Uit onderzoek in Nederland en Vlaanderen blijkt evenmin dat het onderscheid tussen Nederlands als Vreemde en als Tweede Taal een rol speelt, maar dit heeft zeker ook een praktische oorzaak. Het leren van Nederlands buiten de muren is nauwelijks onderwerp van onderzoek, maar het leren of verwerven van Nederlands door buitenlandse arbeiders wel. Onderzoek naar de verwerving van Nederlands door anderstaligen is gericht op de taalverwerving van in Nederland of Vlaanderen wonende buitenlanders; een recent overzicht geven Extra en Vallen (1988). Het valt op dat het door Krashen (1977, 1981) gemaakte onderscheid tussen verwerven en leren van een andere taal zo weinig onderzocht is op de consequenties ervan. Het wordt genegeerd, of wel vermeld, maar vervolgens wordt alleen ingegaan op de ongestuurde tweede-taalverwerving, veelal om op overeenkomsten en verschillen met de verwerving van de eerste taal, de moedertaal, te wijzen en taalverwervingstheorieën aan de orde te stellen.

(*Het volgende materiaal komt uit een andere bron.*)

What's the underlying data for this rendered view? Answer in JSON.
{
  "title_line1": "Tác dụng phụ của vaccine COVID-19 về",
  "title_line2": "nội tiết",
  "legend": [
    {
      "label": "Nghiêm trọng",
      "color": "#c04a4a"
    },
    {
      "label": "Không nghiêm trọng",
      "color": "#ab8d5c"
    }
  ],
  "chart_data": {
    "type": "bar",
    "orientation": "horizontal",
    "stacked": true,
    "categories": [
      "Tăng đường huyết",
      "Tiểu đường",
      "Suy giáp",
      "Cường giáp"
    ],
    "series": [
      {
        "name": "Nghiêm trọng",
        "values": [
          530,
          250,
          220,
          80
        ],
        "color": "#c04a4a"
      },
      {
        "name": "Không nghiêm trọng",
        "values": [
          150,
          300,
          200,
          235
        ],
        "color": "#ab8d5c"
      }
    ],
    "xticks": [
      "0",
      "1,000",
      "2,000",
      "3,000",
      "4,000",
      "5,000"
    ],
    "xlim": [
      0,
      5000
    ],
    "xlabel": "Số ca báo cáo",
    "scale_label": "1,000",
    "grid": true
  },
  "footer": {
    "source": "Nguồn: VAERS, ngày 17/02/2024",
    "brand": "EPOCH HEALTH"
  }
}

Tot in de jaren zeventig nam men aan dat de verwerving van een andere taal in hoge mate bepaald wordt door de eerste taal. Fouten die worden gemaakt, kunnen verklaard worden uit interferentie van de eerste taal. Hoe groter de linguïstische afstand tussen eerste taal en doeltaal, hoe moeilijker de taal te leren is, aldus kort samengevat de hypothese van de Contrastieve Analyse (Lado 1957). In deze opvatting heeft het mogelijke verschil tussen een Vreemde en een Tweede Taal geen zin, hoewel de hypothese altijd getoetst is in een leersituatie die door onderwijs wordt gestuurd.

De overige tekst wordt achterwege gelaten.